The police intervention convinced many Ewha graduates to join the protest movement. It also triggered larger questions about what made Choi Kyung-hee, the Ewha president, call for the police action, and caused the students to dig deeper into her possible wrongdoings. In October, Choi stepped down. But suspicions that Chung, the equestrian athlete, had received special favors from the school grew.
“When I saw the police crackdown, I realized there was something very violent in the university’s policies and this wasn’t simply about injustice on campus,” said Kim, the Ewha alum.
Kim, who attended the university while pro-democracy student activism was still alive in the 1990s, said she understands why, even after the outpouring of messages thanking Ewha students following Park’s ouster, many of them remain anonymous.
“I felt that the students in their 20s today were afraid that expressing dissent can take a toll on their career and life,” Kim said.
For previous generations of student activists, their activism against South Korea’s former authoritarian government was nothing to hide, and sometimes was even an asset in their search for a job.
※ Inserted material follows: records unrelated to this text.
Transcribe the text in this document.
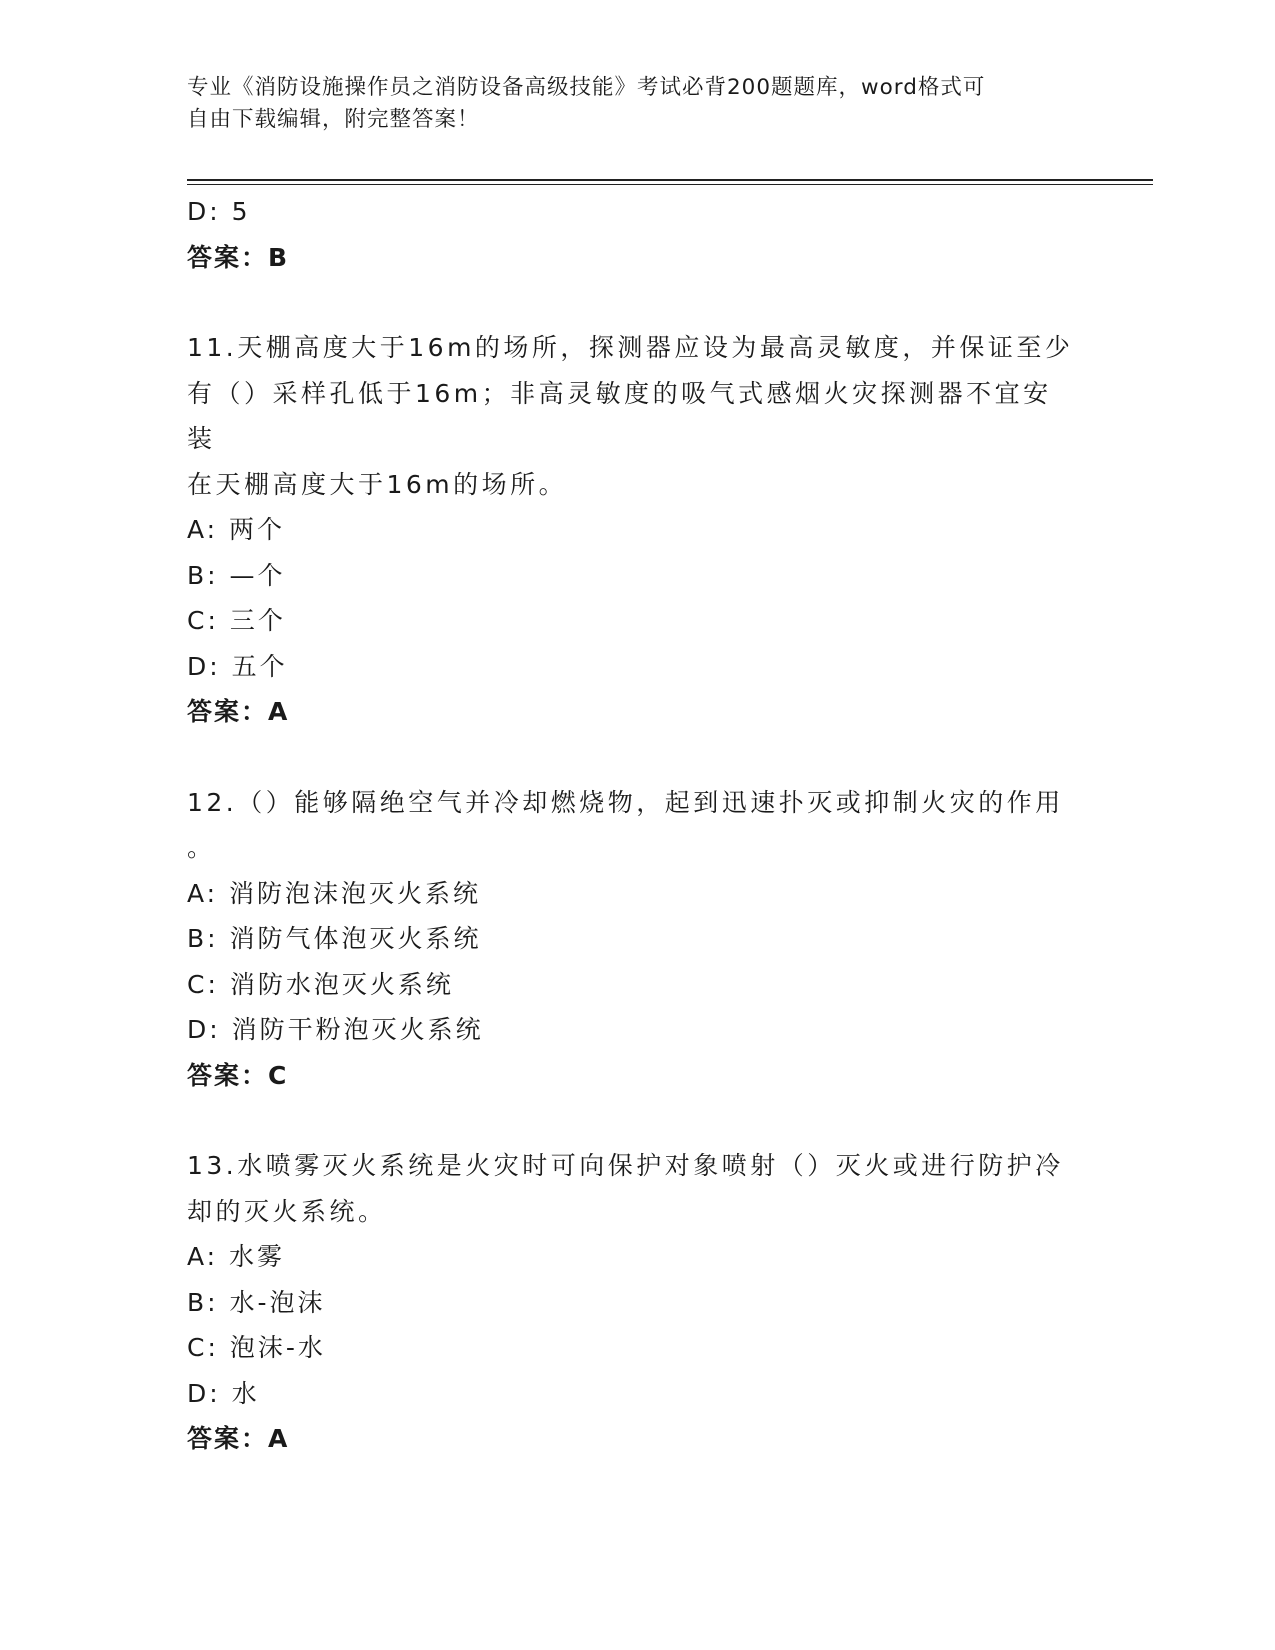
专业《消防设施操作员之消防设备高级技能》考试必背200题题库，word格式可
自由下载编辑，附完整答案！
D: 5
答案：B
11.天棚高度大于16m的场所，探测器应设为最高灵敏度，并保证至少
有（）采样孔低于16m；非高灵敏度的吸气式感烟火灾探测器不宜安装
在天棚高度大于16m的场所。
A: 两个
B: —个
C: 三个
D: 五个
答案：A
12.（）能够隔绝空气并冷却燃烧物，起到迅速扑灭或抑制火灾的作用
。
A: 消防泡沫泡灭火系统
B: 消防气体泡灭火系统
C: 消防水泡灭火系统
D: 消防干粉泡灭火系统
答案：C
13.水喷雾灭火系统是火灾时可向保护对象喷射（）灭火或进行防护冷
却的灭火系统。
A: 水雾
B: 水-泡沫
C: 泡沫-水
D: 水
答案：A
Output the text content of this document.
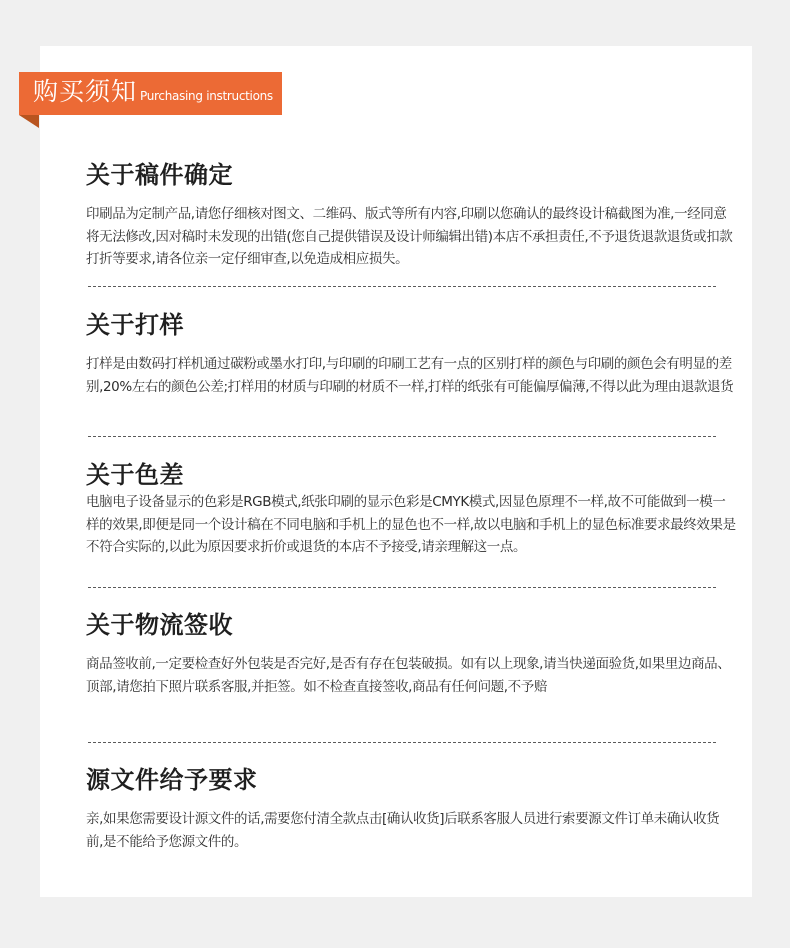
购买须知 Purchasing instructions
关于稿件确定

印刷品为定制产品,请您仔细核对图文、二维码、版式等所有内容,印刷以您确认的最终设计稿截图为准,一经同意将无法修改,因对稿时未发现的出错(您自己提供错误及设计师编辑出错)本店不承担责任,不予退货退款退货或扣款打折等要求,请各位亲一定仔细审查,以免造成相应损失。

关于打样

打样是由数码打样机通过碳粉或墨水打印,与印刷的印刷工艺有一点的区别打样的颜色与印刷的颜色会有明显的差别,20%左右的颜色公差;打样用的材质与印刷的材质不一样,打样的纸张有可能偏厚偏薄,不得以此为理由退款退货

关于色差

电脑电子设备显示的色彩是RGB模式,纸张印刷的显示色彩是CMYK模式,因显色原理不一样,故不可能做到一模一样的效果,即便是同一个设计稿在不同电脑和手机上的显色也不一样,故以电脑和手机上的显色标准要求最终效果是不符合实际的,以此为原因要求折价或退货的本店不予接受,请亲理解这一点。

关于物流签收

商品签收前,一定要检查好外包装是否完好,是否有存在包装破损。如有以上现象,请当快递面验货,如果里边商品、顶部,请您拍下照片联系客服,并拒签。如不检查直接签收,商品有任何问题,不予赔

源文件给予要求

亲,如果您需要设计源文件的话,需要您付清全款点击[确认收货]后联系客服人员进行索要源文件订单未确认收货前,是不能给予您源文件的。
But younger South Koreans are more familiar with stories of activists who are stigmatized by their dissent even though freedom of speech is protected as a constitutional right.
Park’s former presidential aides were indicted for allegedly blacklisting journalists, artists and politicians for their critical views of the government and denying them government funds.
Before Choi Soon-sil’s Ewha link emerged, the student protesters were not always welcomed by the public or the media. Some saw them as students at an elite university trying to protect their exclusive community by urging the cancellation of the new degree program, which the protesters said had been introduced secretly without consulting students.
Lee, the Kyunghee University professor, said such an evaluation is unfair and reflects the tendency to belittle organized activities by women.
“People have a prejudice against Ewha graduates because they are women, that women are not politically active and are consumeristic,” he said. “The reason that their resistance was seen as selfish is partly due to those prejudices against women.”
Even though Park, the country’s first female president, saw a disgraceful exit, South Korean women saw her fall as a victory for women in the country because the movement that forced her out was started by the Ewha students.
Kim said she would never forget the special bond among the women during the sit-in, with students from across generations calling each other “friend” — something that she and others did not experience during earlier protest movements, in which hierarchy and leadership structure were rigid.
“There were a lot of discussions,” Kim said. “It was meaningful to see how students around age 19 and 20 gradually realized the systematic problems behind what they thought was wrong with the school. But seeing even some liberal intellectuals deriding us, I felt that there was certainly a gender issue here.”